An example of defense in depth as applied to a web application might include:

  • Protecting the server with a firewall
  • Monitoring for intrusion attempts with a port scanning sentry and log watcher
  • Keeping all software on the server up to date
  • Disallowing root logins
  • Allowing SSH logins only (not telnet)
  • Rejecting remote connections to the database
  • Using filesystem permissions to limit visibility of private data to other users
  • Encrypting all HTTP traffic (with SSL) to guard against man-in-the-middle attacks
  • Using CAPTCHAs to reduce possibility of automated attacks
  • Implementing a user login system
    • Imposing minimum requirements on passphrase quality
    • Storing only passphrase digests in the database rather than actual passphrases
    • Using random salts to generate digests
  • Requiring passphrase confirmation for critical actions to protect against cookie capture attacks
  • Storage of sensitive information outside the "web root"

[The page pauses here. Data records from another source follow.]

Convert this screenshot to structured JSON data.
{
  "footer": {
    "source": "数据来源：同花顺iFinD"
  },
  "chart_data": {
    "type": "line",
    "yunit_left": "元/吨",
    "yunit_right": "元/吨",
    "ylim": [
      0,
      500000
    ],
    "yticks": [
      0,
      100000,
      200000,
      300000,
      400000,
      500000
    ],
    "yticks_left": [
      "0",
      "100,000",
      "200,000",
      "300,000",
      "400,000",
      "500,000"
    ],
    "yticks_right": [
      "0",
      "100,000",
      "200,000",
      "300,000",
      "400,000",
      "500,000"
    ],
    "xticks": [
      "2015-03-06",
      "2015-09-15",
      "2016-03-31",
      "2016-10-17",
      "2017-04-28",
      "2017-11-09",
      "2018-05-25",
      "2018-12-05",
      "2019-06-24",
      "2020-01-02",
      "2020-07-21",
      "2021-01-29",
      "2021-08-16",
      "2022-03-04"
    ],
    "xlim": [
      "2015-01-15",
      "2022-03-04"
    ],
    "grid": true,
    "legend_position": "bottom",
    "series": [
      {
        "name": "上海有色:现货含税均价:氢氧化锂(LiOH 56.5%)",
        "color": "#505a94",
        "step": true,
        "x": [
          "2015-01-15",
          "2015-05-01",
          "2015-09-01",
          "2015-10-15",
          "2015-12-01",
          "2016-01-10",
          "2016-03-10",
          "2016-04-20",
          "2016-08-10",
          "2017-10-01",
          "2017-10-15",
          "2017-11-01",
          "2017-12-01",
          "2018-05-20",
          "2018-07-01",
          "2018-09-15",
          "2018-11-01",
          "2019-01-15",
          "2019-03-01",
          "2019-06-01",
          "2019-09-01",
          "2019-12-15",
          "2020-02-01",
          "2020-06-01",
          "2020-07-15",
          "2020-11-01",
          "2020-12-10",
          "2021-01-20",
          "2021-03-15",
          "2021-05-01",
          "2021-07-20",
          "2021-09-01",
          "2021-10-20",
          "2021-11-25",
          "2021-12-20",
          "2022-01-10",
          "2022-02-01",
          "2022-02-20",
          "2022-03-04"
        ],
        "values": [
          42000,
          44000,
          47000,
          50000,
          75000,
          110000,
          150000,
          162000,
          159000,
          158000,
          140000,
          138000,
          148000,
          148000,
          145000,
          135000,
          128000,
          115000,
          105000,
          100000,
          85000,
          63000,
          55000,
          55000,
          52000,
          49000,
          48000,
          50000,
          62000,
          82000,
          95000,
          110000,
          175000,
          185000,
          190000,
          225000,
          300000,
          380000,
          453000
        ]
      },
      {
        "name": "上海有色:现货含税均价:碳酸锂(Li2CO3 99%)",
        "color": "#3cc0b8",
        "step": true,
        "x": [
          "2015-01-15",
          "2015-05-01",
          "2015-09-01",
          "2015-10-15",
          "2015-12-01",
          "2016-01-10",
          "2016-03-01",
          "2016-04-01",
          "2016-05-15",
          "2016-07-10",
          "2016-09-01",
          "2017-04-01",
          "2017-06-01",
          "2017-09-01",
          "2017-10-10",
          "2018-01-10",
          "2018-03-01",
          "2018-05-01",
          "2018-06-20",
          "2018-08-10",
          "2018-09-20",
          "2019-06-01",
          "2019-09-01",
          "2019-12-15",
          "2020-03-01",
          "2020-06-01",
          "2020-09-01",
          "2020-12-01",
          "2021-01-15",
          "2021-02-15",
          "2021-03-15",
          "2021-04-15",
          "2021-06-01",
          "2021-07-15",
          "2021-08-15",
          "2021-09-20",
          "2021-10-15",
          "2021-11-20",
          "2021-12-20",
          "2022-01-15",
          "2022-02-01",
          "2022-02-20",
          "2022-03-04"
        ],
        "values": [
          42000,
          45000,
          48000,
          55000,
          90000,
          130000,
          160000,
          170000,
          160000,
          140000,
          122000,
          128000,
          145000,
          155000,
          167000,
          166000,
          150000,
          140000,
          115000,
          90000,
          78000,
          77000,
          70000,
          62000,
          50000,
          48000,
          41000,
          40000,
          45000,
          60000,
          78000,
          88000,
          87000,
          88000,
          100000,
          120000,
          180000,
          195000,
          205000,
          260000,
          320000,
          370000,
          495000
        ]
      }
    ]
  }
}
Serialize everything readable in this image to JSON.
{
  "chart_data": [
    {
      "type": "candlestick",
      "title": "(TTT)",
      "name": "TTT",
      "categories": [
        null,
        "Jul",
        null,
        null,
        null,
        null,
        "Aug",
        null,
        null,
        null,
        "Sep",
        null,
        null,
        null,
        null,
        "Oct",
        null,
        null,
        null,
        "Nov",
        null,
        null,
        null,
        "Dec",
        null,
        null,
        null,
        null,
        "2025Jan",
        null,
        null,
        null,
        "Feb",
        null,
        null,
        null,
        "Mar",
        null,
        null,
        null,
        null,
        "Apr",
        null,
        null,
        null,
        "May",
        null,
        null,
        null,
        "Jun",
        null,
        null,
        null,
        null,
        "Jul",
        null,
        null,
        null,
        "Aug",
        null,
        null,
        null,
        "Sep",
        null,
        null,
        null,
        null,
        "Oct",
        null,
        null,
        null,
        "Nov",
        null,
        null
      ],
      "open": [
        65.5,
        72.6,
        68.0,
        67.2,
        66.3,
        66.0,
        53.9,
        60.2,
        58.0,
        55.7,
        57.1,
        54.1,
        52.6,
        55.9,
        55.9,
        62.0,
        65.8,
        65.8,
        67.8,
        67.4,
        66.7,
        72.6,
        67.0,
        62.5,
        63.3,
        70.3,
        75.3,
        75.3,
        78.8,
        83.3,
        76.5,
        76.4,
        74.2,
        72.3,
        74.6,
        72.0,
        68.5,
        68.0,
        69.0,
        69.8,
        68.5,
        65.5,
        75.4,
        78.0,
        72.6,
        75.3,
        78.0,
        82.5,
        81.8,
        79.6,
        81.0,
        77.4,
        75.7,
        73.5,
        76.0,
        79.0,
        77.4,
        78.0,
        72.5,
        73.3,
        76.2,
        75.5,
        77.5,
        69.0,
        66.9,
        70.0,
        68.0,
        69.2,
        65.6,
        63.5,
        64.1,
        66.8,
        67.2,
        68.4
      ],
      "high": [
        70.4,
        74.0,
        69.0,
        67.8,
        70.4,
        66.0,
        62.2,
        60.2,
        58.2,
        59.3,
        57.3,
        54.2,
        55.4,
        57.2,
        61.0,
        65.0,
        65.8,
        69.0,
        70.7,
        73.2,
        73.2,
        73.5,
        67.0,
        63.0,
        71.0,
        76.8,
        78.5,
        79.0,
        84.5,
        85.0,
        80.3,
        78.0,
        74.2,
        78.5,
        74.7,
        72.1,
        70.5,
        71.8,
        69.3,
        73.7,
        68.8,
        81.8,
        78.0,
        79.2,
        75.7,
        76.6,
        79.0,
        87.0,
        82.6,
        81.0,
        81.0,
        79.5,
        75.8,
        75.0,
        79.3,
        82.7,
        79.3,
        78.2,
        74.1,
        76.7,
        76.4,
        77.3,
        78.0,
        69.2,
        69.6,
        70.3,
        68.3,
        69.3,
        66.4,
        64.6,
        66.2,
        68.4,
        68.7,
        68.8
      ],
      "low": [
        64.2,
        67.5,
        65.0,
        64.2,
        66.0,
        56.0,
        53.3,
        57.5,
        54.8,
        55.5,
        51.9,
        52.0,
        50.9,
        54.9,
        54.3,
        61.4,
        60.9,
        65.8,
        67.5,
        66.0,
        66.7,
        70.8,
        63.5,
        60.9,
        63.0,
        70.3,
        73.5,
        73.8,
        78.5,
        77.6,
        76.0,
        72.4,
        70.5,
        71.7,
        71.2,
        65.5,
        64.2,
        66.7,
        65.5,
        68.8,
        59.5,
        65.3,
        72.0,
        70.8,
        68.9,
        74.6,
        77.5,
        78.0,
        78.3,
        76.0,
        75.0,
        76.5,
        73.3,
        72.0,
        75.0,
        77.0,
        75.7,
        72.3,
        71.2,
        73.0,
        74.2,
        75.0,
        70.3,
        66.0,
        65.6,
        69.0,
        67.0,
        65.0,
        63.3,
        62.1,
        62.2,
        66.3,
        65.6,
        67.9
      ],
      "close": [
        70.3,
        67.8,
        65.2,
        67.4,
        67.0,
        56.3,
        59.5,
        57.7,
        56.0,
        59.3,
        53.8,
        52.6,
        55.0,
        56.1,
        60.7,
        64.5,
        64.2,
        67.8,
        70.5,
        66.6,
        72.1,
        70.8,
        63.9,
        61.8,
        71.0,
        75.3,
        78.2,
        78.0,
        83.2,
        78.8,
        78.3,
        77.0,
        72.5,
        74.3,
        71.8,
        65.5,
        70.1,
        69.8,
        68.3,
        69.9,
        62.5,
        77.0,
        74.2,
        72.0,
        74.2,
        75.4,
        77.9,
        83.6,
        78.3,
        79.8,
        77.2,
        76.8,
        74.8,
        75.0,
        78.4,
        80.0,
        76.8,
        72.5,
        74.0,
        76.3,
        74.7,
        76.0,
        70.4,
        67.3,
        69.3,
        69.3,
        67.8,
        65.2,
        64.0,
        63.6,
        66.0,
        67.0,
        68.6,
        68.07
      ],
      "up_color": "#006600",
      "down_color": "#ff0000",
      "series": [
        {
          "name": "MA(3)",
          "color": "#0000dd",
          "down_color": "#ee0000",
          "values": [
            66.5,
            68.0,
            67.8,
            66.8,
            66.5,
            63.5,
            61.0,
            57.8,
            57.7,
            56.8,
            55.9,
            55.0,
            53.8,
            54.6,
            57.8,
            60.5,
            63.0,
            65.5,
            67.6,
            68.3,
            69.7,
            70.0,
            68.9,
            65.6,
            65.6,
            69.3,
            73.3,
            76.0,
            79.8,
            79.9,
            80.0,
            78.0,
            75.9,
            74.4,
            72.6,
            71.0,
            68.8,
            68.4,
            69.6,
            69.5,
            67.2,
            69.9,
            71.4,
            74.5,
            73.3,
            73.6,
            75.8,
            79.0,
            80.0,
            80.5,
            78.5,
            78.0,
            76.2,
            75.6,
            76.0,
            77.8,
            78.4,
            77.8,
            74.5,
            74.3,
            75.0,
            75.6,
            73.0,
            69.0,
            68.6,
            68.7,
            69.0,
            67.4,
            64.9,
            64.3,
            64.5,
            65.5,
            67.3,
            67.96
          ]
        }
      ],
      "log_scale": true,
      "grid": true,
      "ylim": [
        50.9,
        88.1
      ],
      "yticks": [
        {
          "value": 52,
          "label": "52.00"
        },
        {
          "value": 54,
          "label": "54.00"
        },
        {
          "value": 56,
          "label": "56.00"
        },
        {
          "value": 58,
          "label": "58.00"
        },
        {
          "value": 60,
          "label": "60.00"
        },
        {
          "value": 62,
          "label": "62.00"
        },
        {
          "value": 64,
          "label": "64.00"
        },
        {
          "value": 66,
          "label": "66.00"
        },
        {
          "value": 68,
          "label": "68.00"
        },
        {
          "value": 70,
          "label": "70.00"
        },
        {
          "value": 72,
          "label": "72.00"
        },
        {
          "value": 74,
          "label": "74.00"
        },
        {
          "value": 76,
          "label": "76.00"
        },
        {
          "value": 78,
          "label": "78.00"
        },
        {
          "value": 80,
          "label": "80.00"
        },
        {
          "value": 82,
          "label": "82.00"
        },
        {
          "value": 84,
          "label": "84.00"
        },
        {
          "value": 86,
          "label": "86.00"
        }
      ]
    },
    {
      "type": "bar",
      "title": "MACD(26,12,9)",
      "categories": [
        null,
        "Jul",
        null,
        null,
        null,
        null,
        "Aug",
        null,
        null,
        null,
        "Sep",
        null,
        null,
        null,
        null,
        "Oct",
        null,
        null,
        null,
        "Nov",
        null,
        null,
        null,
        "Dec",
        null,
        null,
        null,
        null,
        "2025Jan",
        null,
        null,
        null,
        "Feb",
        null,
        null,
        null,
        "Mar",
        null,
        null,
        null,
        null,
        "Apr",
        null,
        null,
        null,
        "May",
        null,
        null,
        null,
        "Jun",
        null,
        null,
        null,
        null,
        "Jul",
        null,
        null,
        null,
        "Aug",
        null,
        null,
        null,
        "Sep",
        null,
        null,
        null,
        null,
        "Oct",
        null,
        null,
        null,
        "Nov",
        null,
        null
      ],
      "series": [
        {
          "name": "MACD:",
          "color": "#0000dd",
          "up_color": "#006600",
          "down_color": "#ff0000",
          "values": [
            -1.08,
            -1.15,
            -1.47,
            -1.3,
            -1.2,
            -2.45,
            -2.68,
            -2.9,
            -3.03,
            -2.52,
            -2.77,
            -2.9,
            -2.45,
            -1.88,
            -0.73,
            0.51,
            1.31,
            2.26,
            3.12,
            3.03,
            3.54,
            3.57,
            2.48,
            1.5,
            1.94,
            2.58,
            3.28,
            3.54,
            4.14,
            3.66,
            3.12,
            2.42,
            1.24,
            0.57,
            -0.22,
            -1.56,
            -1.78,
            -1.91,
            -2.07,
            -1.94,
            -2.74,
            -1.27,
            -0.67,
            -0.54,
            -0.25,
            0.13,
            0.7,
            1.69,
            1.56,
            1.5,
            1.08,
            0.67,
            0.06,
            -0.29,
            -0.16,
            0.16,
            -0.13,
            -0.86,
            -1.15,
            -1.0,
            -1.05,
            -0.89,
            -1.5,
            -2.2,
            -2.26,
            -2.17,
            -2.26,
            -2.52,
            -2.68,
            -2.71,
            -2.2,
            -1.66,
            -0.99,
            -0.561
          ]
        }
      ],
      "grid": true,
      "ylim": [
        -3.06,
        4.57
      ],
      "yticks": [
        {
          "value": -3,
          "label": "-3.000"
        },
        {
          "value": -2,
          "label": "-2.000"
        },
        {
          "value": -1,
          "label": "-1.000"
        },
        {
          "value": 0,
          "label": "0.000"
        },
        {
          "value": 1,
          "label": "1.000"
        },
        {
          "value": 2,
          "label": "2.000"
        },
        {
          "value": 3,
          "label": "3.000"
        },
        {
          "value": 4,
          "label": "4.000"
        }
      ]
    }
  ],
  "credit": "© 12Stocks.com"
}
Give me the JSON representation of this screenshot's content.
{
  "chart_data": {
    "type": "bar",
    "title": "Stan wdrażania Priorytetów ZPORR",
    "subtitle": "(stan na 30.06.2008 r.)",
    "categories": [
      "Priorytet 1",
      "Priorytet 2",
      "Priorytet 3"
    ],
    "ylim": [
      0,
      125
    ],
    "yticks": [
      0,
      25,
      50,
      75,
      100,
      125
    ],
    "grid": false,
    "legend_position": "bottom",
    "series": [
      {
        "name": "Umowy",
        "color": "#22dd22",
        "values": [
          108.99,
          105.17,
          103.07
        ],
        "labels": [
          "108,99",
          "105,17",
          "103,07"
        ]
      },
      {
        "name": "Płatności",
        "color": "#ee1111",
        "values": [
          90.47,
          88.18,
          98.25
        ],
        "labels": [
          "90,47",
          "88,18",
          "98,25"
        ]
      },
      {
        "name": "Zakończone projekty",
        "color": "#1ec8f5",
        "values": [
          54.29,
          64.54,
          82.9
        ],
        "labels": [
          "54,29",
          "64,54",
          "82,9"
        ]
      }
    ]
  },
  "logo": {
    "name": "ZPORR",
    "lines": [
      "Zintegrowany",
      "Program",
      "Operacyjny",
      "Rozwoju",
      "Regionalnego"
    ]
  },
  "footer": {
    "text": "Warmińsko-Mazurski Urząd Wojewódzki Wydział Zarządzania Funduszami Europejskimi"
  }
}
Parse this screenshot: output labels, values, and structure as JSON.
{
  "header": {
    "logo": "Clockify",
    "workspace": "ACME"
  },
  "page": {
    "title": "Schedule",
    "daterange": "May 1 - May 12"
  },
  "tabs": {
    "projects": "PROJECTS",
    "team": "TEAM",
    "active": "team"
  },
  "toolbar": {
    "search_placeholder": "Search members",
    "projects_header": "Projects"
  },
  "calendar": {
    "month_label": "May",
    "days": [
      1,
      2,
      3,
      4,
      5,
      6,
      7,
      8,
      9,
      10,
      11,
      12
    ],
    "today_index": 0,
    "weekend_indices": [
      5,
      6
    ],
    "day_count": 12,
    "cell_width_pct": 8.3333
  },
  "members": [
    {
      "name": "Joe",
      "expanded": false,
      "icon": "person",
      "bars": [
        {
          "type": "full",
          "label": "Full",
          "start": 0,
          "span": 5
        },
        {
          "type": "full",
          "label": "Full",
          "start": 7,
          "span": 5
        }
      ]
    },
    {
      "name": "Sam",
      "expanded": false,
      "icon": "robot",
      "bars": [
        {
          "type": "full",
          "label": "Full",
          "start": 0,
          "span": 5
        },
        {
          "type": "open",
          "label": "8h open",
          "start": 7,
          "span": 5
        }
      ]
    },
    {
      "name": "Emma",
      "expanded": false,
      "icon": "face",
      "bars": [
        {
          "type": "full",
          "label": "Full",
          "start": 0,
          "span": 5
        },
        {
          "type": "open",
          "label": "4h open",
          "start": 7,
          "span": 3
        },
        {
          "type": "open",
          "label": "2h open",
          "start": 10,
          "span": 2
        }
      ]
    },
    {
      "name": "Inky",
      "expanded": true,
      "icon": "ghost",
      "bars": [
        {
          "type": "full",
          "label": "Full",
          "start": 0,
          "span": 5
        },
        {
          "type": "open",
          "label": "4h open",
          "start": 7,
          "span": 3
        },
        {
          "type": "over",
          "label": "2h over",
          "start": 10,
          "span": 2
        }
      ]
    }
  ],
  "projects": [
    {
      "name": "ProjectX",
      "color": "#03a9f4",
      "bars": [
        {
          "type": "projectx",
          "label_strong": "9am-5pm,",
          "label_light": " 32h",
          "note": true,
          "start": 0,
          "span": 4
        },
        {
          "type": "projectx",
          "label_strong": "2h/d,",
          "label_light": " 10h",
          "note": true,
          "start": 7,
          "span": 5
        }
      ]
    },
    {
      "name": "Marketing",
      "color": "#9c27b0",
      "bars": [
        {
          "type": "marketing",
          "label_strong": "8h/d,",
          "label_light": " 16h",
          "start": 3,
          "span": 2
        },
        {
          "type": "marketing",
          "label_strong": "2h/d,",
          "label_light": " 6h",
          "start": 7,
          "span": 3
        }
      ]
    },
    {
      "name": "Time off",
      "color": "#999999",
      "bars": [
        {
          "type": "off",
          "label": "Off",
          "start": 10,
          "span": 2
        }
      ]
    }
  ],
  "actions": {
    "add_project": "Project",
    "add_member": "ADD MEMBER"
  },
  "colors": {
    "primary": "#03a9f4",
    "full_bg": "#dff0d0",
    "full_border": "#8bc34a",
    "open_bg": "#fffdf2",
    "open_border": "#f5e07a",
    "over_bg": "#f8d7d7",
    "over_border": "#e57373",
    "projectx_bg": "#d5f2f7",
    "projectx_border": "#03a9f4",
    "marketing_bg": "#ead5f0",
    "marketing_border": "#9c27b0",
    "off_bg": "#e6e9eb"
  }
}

  • Filtering of the sensitive information from logs
  • Implementing an Access Control List or some other kind of access control within your application at various levels in the Model-View-Controller paradigm
  • Limiting privileges of executable code using PHP Safe Mode, Apache’s suEXEC, or similar
  • Possible use of security through obscurity

These are just some general possibilities; in the specific case of a given application a defense in depth strategy would look to employ security measures at other points as well.